As I have stated in a previous blog post, the 4 key factors for rearing tilapia are water, air, food and good stock. If one of these isn't right, you have a lesser quality fish or perhaps dead fish. Let's look briefly at each of these items.
Firstly is the species and the quality of the fish. We raised Nile tilapia which are the most popular for a few different reasons. These grow fast, are hardy, and start breeding at 4-5 months. You should source your fish from reputable tilapia suppliers who have given their fry hormones to alter the sex to males. This will be done before you receive them. The suppliers can't guarantee 100% males but the ratio is much higher with the hormone. Male tilapia grow faster and are therefore the preferred sex to have as stock.
Water and the quality of the water.
Other considerations regarding water is the depth, temperature and the Ph balance of it.
Regarding depth tilapia can live in virtually no water. I have seen them wallowing in a muddy pool only a few inches deep. This of course is not a good condition for your fish to be in. Aim to have a depth of at least a meter and a half. Depending on the number of fish you plan to raise there should be some way of moving water to reduce the risk of algae. The greater the number of fish the more air you will need and the more likely you are to have algae as a result of the fish poop which algae loves. Discussing algae will be covered in a later post. There are good and bad reasons to have it.

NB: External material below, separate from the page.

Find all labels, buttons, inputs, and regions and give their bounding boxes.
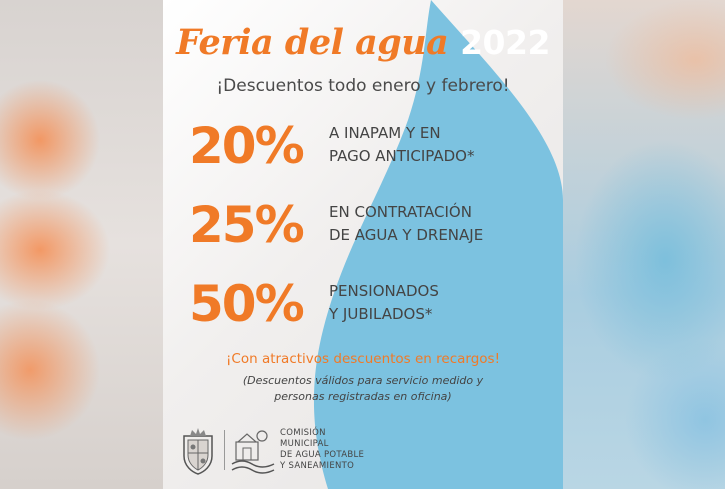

Temperature is also something you need to keep an eye on. Depending where you live you may need to heat the water. Tilapia are pretty tolerant fish and can take quite high temperatures but of course for maximum growing you want optimum conditions. (or at least as close as you can get).
Air for fish farming
Air might not seem like an important ingredient in raising fish, after all they aren't air breathing. When you see your fish on the surface gasping for air, you will realize they do. We thought we had enough air in the water because we have a strong wind. Where we live in northeastern Brazil is known for its kite surfing because of the wind for many months. During the day the wind would blow and the fish were fine. At night the wind would reduce and this put undue stress on the fish.
This wasn't only because of the reduction in wind however. During the day, algae produces oxygen but during the night it consumes it.
To ensure our fish would not only survive but thrive until harvest time, we bought two aerators.
The type we bought floated on the surface and sucked water from beneath throwing it like a fountain into the air. We held these in place with line strung from one side to the other.
Their are other systems in place for pond, lake, tank or even river aeration. This is a decision which shouldn't be taken lightly as the welfare of your fish depend on it.
For maximum growth in the shortest amount of time, purchase commercially prepared food. It will have all the ingredients necessary to encourage growth for the age of your fish. The fish pellets we used contained soya products which are from genetically modified strains. Brazil has crops of soya and maize which are GM. If you are concerned about this it may be possible to source GM free fish foods. Although we bought the type recommended, from a local factory it is possible to buy a 'carnivore' type. This apparently has a higher protein content which is what makes the fish grow. One of the farmers I have mentioned earlier bought this type. The factory we used was called Guabi and I believe they sell throughout South America.
After your intital purchase of fish and equipment, the food will be your biggest cost. If you are harvesting only once a year, you need to ensure you have enough capital to buy the fish food until they are ready to be harvested. Depending on the number of fish you plan to raise and how big you want to harvest them at, you are likely looking at several thousands of dollars (or whatever currency you work in.).
We found that people who started this business didn't take into account the high cost of food when they bought their fish. It is also the reason some people have to sell the fish before they are 'market ready' , they have simply run out of money and can no long afford to feed them.